2009 Bott Határi Hárslevelű
It was close to dinner time and I had just opened a bottle of 2009 Bott Határi Hárslevelű. As I swirled the wine in the glass, catching the wine’s fragrant aromas, I realized that it was screaming for South Asian spices, rich spices like turmeric, clove, ginger, coriander, nutmeg, cumin.
The Bott Határi Hárslevelű is a dry white wine from Tokaj, home to Tokaji Aszú, the world’s oldest botrytized wine, although Tokaj is increasingly well-known for its distinctive dry wines.
It is produced by Bott Pince, a small winery founded by Judit and József Bodó in March 2006. Bott is Judit’s maiden name and she is the one crafting the wines while her husband focuses on the vineyard.
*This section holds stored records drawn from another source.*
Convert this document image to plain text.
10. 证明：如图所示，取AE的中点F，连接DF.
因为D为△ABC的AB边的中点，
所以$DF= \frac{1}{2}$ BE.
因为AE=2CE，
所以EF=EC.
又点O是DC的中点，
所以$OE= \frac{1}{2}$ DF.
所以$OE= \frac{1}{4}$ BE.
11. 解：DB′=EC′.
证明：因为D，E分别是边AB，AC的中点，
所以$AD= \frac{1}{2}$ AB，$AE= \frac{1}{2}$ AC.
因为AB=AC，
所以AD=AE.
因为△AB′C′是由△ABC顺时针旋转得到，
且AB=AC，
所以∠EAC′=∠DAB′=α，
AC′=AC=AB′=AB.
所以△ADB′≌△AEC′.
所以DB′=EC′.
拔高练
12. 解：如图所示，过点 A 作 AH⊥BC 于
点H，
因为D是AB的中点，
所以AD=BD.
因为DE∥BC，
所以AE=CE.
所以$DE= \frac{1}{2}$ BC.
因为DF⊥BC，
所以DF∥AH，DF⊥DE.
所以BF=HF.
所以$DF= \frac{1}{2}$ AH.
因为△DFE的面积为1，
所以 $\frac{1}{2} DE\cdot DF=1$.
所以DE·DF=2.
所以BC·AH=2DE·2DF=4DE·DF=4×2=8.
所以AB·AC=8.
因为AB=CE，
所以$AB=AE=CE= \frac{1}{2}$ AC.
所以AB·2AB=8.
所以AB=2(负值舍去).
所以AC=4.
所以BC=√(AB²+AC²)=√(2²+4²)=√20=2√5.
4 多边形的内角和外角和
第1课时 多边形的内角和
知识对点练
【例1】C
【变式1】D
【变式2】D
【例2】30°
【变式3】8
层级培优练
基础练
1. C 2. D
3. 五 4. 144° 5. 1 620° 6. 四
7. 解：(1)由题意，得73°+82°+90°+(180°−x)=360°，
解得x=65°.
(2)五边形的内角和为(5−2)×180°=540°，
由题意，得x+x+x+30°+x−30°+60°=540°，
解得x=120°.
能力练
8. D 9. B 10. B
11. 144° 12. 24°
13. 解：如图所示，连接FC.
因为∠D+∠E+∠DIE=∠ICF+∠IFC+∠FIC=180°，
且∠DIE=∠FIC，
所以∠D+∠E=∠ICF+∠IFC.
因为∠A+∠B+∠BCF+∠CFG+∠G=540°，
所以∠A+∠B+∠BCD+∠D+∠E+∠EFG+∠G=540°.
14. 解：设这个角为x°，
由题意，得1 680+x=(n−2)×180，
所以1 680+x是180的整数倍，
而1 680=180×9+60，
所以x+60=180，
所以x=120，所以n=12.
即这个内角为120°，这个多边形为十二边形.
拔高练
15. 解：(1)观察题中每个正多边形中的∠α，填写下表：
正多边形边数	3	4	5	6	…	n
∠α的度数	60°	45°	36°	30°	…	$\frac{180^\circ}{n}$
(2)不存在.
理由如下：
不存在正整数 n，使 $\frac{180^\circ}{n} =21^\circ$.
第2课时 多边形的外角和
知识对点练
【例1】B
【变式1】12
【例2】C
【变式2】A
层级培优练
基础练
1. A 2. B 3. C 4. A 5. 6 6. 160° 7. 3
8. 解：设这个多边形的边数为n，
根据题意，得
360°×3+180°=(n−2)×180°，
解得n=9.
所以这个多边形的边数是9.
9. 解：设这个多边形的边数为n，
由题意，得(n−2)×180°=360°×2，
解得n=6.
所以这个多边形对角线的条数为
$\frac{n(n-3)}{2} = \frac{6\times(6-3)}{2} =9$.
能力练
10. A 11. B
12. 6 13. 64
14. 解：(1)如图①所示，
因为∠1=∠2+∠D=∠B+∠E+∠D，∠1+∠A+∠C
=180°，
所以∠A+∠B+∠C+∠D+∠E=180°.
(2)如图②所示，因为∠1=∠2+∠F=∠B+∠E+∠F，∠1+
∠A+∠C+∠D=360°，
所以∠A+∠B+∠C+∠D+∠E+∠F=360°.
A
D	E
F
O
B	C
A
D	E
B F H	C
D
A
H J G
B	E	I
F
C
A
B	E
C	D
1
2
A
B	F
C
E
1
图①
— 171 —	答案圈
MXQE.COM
The majority of the region’s vineyards are planted with Furmint but Hárslevelű is Judit Bodó’s favorite varietal as she explained in a recent New York Times interview: “Sometimes the furmint is too harsh,” she said, “too ‘gerade’ in German, too ‘straight’ and harslevelu has more play. It’s more layered, it has more nose, it has more nuance.”
The Bodó family has 1.5 ha of vines on a west facing terraced slope in the classed vineyard of Határi. The soil is volcanic rocks mixed with clay. limestone, and chalk. Challenging growing conditions and an average vine age of 40 years result in low yields in the vineyard. The wine fermented in 220 liter barrels for 6 weeks using native yeast and remained in barrel for 9 more months.
That night, my dinner plan was to sauté some shrimps with garlic but after sniffing the wine, I decided to cook them with a Southeast Asian twist. Fortunately, between the pantry and the refrigerator, I had all the ingredients that I needed to accommodate the shrimps Thai style: fresh ginger and garlic, one onion, curry paste, a can of coconut milk, frozen bell pepper strips, and of course the shrimps.
As I retasted the wine during dinner, I was quite pleased with my shrimp curry dish. Far from being overwhelming, the medium-hot curry spices combined with the creamy coconut flavors were adding more dimensions to the wine.
Showing a light golden color, it had a flowery nose, slightly waxy, with notes of dried apricots and honey. On the palate, it was extremely creamy, mouth-filling, with a good amount of acidity. There was also some sweetness that interestingly disappeared on the finish, leaving an after-taste of dried herbs and mineral notes.